[In reply to …]
What do I get out of NoPMO? (I change the name because I dislike the term “NoFap” because I still think masturbation is healthy and it’s porn that’s the problem).
The main thing I get out of NoPMO is Discipline and an Inner Fire that I can harness to GET SHIT DONE. Being an incredibly sexual person, having no release and not being able to enjoy that easy dopamine fix means I have to be hard. I have to be brutal. So I light that fire inside of me, I strategize, and I fight.
I 100% turn this into a metephorical War. That’s the only way for me to succeed in this. So I turn myself into a metephorical Soldier. I wake up when most people my age are going to sleep, I take a shivering cold shower, I meditate, and I go and conquer my weakness in the Temple of Iron. Every day I prove to myself that I am stronger than my weak and perverse instincts. And I do this with Mindfulness and Suffering.
I almost never skip these things because I know from experience if I skip one day, I’ll skip the next. And if I skip 3 days, I’ll skip a week. And if I skip a week, my Inner Fire will burn out and I’ll slide back into the cold but enveloping embrace of my destructive habits.
The Inner Fire metephor works well for me. The big trick about it is keeping the flame alive, but also keeping it under control. Too much fuel and it will run rampage and my body will not be able to keep up, then the whole system breaks down. Too little fuel and it will burn out, and it is not easy to light it sometimes. Fuel for the Inner Flame is anything that is Good for you to do. It can be going on a nice long walk, reading a healthy book, working on a project, socializing with good people, taking cold showers, meditating, physical training. etc.
But fuel for the Inner Flame is also about suffering. Doing things that SUCK, but are beneficial for you, and doing them mostly because they suck. Cold showers are one example. Fasting, going for a long brutal run… Doing things that the Weak side of your mind hates, because you know you have to burn that shit to the ground in order to succeed.
The only reason I can keep this stuff up for extended periods of time, is because I have Goals. Life Goals, that I’m very serious about achieving. They’re not really that specific. One would be having a meaningful, satisfying career. I know I can’t do that if I’m spending my days surrounded by videos of fake people having fake sex.

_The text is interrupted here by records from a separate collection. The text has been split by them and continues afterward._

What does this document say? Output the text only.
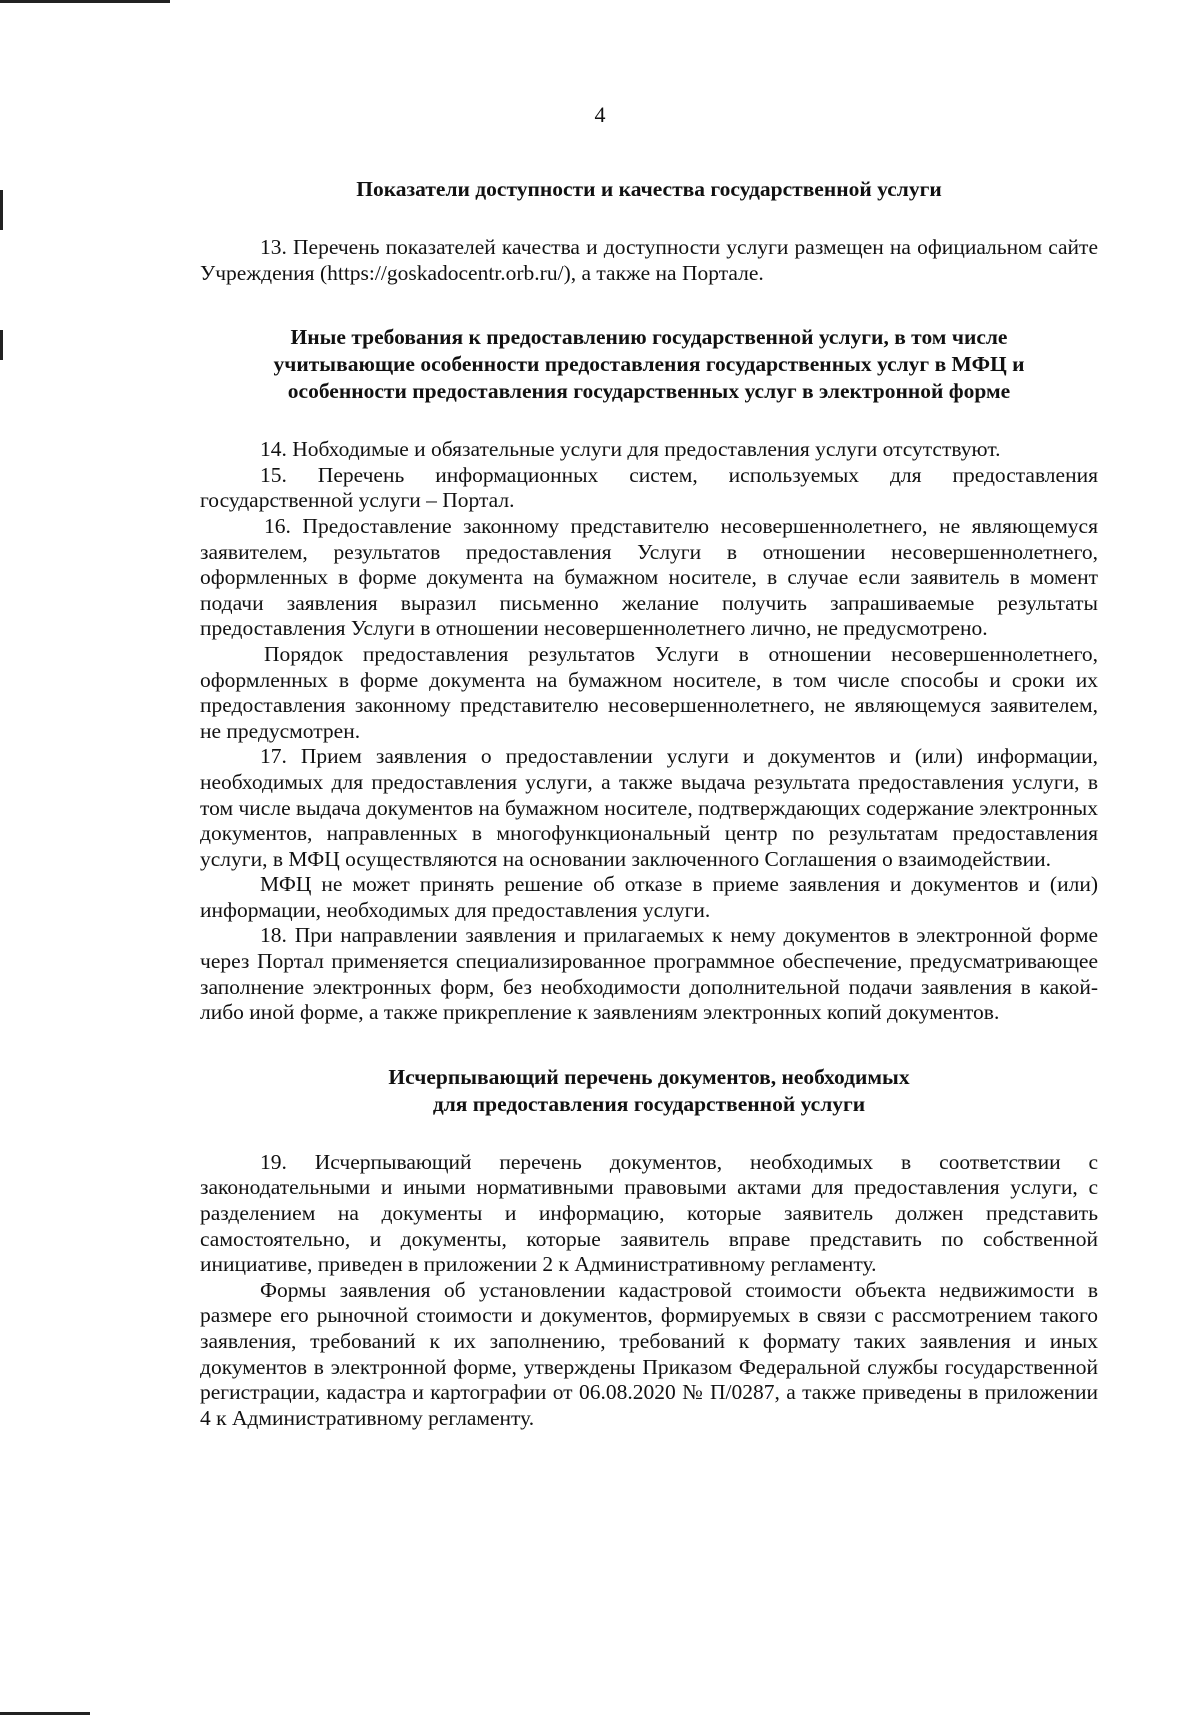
4
Показатели доступности и качества государственной услуги

13. Перечень показателей качества и доступности услуги размещен на официальном сайте Учреждения (https://goskadocentr.orb.ru/), а также на Портале.

Иные требования к предоставлению государственной услуги, в том числе
учитывающие особенности предоставления государственных услуг в МФЦ и
особенности предоставления государственных услуг в электронной форме

14. Нобходимые и обязательные услуги для предоставления услуги отсутствуют.

15. Перечень информационных систем, используемых для предоставления государственной услуги – Портал.

16. Предоставление законному представителю несовершеннолетнего, не являющемуся заявителем, результатов предоставления Услуги в отношении несовершеннолетнего, оформленных в форме документа на бумажном носителе, в случае если заявитель в момент подачи заявления выразил письменно желание получить запрашиваемые результаты предоставления Услуги в отношении несовершеннолетнего лично, не предусмотрено.

Порядок предоставления результатов Услуги в отношении несовершеннолетнего, оформленных в форме документа на бумажном носителе, в том числе способы и сроки их предоставления законному представителю несовершеннолетнего, не являющемуся заявителем, не предусмотрен.

17. Прием заявления о предоставлении услуги и документов и (или) информации, необходимых для предоставления услуги, а также выдача результата предоставления услуги, в том числе выдача документов на бумажном носителе, подтверждающих содержание электронных документов, направленных в многофункциональный центр по результатам предоставления услуги, в МФЦ осуществляются на основании заключенного Соглашения о взаимодействии.

МФЦ не может принять решение об отказе в приеме заявления и документов и (или) информации, необходимых для предоставления услуги.

18. При направлении заявления и прилагаемых к нему документов в электронной форме через Портал применяется специализированное программное обеспечение, предусматривающее заполнение электронных форм, без необходимости дополнительной подачи заявления в какой-либо иной форме, а также прикрепление к заявлениям электронных копий документов.

Исчерпывающий перечень документов, необходимых
для предоставления государственной услуги

19. Исчерпывающий перечень документов, необходимых в соответствии с законодательными и иными нормативными правовыми актами для предоставления услуги, с разделением на документы и информацию, которые заявитель должен представить самостоятельно, и документы, которые заявитель вправе представить по собственной инициативе, приведен в приложении 2 к Административному регламенту.

Формы заявления об установлении кадастровой стоимости объекта недвижимости в размере его рыночной стоимости и документов, формируемых в связи с рассмотрением такого заявления, требований к их заполнению, требований к формату таких заявления и иных документов в электронной форме, утверждены Приказом Федеральной службы государственной регистрации, кадастра и картографии от 06.08.2020 № П/0287, а также приведены в приложении 4 к Административному регламенту.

Another goal is to have a loving and successful family. How in the name of all that is holy could I raise my sons to be strong, sensitive, and conscientious, if I am not all of those things first? How can I raise my daughters to be independent, tough, and kind, if I do not truly embody those traits within myself? How can I help my children and wife through their struggles and problems, if I drown all my own in a disgusting and deceiving vice? I can’t. And so I know I WILL eradicate pornography from my life completely, eventually. I shall not stop fighting.